After the report came Covid-19 positive, he was admitted to the Kingsway Hospital on Friday.

Incidentally, the 70-year-old Bhagwat – who had taken his first dose of Covid-19 vaccine on March 7 – is responding well to the treatment and his condition is described as stable.

Currently, Nagpur – the state’s second capital is amongst the worst-hit Corona hotspots in the state besides Mumbai and Pune in the ongoing ferocious second wave of the pandemic.

Also Read – As Covid cases spike, Modi looks avert to reverse migration

Test, track and treat

Amid the spike in the number of Covid-19 cases across the country, Prime Minister Narendra Modi has emphasised on the ‘test track & treat’ mantra, besides stressing on following Covid appropriate behaviour and effective Covid management measures to check the spread of the virus.

The Prime Minister held a virtual meeting with all the Chief Ministers to review the Covid situation in the country on Thursday, his second interaction with the CMs within a month.

The Prime Minister pointed out that to contain the spread of the virus, testing and tracking play an effective role.

The Prime Minister, Shri Narendra Modi interacting with the Chief Ministers on COVID-19 and vaccination programme through video conferencing, in New Delhi on April 08, 2021.

Observing that every single positive case has the potential to spread the virus to others in the absence of adequate preventive measures, the Prime Minister said that at least 30 contacts of a positive case must be traced, tested and quarantined, preferably within the first 72 hours.

“There should not be any relaxation in our efforts due to Covid fatigue,” Modi said.

He also asked for adherence to the SoPs issued by the Health Ministry, especially in the containment zones.

Also Read – India donates 100,000 doses of Covid vaccine to Nigeria

The Prime Minister emphasised on the need to have comprehensive data on Covid deaths with detailed analysis.

He also asked the states to join the webinars on Covid-19 organised by AIIMs every Tuesday and Friday, besides appealing to the states to ensure 100 per cent vaccination of 45-plus population in the high focus districts.

The Prime Minister called for a ‘Teeka Utsav’ (vaccination festival) between April 11, the birth anniversary of Jyotirao Govindrao Phule, and April 14, the birth anniversary of B.R. Ambedkar.

The Prime Minister, Shri Narendra Modi interacting with the Chief Ministers on COVID-19 and vaccination programme through video conferencing, in New Delhi on April 08, 2021.

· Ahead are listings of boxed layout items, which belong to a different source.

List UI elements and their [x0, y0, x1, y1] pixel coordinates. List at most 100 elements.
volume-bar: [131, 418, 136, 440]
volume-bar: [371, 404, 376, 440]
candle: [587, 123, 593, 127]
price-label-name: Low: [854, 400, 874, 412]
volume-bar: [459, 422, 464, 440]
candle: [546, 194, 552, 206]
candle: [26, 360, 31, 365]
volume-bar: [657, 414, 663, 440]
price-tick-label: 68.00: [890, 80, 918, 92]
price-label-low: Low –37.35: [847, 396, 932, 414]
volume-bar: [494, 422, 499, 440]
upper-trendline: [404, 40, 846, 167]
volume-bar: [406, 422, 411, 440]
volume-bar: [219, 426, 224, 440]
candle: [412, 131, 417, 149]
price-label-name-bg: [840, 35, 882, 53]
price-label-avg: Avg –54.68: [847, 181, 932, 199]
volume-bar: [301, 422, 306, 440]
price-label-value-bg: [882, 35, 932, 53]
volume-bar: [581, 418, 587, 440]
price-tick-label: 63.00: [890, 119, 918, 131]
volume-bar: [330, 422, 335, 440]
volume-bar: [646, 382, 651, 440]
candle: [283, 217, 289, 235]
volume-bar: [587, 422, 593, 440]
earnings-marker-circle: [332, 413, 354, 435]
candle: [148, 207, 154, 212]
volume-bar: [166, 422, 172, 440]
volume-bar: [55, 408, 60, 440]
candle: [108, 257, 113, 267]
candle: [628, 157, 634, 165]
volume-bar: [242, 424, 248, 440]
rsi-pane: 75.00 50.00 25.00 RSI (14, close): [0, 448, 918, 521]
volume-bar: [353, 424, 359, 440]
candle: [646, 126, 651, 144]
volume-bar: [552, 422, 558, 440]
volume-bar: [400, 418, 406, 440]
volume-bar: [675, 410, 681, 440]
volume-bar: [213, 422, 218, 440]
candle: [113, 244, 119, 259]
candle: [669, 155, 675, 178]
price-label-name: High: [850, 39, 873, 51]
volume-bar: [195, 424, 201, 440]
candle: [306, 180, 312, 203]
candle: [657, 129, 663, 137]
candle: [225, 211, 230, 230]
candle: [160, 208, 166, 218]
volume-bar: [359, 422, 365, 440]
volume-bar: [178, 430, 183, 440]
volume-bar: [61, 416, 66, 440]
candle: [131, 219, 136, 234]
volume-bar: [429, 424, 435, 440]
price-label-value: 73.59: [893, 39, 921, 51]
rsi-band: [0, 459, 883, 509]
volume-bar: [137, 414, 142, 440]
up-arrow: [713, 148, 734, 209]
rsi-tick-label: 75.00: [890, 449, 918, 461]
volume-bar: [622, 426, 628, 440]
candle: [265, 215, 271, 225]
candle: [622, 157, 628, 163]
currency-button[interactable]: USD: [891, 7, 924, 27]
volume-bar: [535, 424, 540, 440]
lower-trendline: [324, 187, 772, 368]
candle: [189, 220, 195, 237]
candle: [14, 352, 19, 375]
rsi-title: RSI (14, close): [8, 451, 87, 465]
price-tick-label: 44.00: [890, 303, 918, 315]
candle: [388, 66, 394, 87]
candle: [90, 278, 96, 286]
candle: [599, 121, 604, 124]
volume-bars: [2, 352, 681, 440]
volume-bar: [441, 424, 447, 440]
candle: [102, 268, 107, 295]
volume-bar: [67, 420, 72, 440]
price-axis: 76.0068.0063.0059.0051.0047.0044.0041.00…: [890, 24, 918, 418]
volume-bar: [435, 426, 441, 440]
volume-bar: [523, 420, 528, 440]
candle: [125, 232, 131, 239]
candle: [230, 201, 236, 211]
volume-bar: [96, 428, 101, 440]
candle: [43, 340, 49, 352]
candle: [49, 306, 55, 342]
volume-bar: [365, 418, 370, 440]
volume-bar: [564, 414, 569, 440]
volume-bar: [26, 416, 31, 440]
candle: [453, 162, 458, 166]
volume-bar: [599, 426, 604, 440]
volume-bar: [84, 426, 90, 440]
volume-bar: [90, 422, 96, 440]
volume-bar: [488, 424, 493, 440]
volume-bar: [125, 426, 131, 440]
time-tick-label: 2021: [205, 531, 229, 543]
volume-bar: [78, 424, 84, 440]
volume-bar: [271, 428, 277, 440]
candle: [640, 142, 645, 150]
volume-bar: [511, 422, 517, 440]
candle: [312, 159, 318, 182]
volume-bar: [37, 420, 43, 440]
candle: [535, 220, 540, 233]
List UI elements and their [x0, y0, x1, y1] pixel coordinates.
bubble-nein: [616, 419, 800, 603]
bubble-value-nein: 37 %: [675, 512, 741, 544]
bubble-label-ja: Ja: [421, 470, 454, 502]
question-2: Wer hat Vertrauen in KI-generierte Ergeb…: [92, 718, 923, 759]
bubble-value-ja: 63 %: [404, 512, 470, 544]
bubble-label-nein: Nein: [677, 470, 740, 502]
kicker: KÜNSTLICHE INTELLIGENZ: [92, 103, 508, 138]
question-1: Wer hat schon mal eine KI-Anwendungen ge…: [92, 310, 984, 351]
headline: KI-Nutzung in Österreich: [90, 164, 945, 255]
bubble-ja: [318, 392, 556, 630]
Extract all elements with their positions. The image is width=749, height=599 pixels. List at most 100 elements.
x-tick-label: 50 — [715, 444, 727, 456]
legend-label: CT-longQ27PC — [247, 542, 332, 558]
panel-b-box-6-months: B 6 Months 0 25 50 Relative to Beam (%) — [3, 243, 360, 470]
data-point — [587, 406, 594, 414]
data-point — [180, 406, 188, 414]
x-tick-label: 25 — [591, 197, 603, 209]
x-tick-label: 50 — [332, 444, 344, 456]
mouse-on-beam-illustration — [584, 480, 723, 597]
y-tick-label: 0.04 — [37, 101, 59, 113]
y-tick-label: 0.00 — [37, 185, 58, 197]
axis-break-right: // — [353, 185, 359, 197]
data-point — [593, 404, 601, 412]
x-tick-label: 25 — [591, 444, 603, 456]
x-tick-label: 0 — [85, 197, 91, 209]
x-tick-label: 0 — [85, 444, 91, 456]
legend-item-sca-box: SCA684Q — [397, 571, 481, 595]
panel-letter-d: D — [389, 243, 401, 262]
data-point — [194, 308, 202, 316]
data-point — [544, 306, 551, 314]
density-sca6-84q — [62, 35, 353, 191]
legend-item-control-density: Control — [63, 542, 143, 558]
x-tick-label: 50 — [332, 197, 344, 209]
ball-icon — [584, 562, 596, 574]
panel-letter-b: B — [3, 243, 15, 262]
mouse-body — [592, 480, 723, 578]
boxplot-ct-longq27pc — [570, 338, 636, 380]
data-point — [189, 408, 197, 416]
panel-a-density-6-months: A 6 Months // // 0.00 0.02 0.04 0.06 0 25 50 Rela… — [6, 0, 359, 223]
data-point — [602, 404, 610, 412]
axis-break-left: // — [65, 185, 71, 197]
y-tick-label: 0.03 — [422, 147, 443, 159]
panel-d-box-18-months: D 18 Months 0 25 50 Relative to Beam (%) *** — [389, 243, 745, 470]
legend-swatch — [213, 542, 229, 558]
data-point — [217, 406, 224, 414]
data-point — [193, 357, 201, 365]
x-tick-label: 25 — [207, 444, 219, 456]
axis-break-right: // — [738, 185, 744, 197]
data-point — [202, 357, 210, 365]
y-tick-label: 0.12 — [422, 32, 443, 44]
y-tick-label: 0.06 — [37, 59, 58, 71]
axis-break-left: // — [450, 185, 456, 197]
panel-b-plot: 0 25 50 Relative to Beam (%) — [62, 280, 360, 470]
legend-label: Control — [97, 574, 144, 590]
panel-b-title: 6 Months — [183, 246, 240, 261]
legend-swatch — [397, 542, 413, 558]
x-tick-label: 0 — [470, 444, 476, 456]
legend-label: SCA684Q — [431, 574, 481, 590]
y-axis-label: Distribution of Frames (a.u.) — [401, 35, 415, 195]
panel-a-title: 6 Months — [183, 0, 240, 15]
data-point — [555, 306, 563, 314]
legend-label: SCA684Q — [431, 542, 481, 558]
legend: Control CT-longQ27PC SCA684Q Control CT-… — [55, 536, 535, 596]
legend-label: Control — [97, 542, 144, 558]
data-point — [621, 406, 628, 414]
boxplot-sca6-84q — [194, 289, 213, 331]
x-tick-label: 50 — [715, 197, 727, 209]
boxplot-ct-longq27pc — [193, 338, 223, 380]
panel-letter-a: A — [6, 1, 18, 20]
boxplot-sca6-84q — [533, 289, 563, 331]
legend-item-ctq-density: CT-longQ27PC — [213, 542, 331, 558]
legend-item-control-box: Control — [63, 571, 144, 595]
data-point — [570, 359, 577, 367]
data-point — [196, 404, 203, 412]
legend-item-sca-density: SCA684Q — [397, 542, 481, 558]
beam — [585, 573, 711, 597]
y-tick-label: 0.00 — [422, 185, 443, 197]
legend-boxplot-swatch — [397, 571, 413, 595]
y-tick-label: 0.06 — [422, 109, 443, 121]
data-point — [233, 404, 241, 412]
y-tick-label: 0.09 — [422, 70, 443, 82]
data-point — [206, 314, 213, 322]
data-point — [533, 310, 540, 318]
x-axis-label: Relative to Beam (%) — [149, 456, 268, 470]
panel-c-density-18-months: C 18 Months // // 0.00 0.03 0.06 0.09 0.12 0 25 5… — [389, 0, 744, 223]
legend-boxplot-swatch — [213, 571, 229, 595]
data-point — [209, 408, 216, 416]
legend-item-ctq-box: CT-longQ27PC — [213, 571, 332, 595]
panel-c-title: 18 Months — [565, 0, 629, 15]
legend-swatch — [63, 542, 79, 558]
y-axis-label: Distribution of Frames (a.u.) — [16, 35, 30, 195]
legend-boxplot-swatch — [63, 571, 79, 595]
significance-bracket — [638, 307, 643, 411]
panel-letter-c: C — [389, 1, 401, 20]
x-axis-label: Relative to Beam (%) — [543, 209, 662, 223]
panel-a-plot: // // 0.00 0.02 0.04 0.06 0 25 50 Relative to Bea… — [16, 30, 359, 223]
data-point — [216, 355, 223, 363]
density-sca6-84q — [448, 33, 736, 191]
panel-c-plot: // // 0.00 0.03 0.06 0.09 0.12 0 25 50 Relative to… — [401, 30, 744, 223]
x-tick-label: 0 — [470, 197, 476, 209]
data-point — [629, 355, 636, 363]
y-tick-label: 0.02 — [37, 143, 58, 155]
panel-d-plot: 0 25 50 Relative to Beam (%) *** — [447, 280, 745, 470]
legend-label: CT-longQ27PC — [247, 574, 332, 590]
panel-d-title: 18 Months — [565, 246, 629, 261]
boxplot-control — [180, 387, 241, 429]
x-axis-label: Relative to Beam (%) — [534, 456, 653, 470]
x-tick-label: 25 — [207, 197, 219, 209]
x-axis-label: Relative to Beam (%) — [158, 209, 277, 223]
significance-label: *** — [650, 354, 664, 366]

“Effort should be made to vaccinate the maximum number of people during the vaccination festival,” he said.

Modi also called upon the youth to help in getting everyone above 45 years of age vaccinated.

Cautioning against carelessness, Modi said, “We have to keep in mind that despite vaccination, there should not be lowering of guard and proper precautions should be continued to be taken.”

During the meeting, Union Home Minister Amit Shah outlined the efforts undertaken by the government in the battle against Covid-19.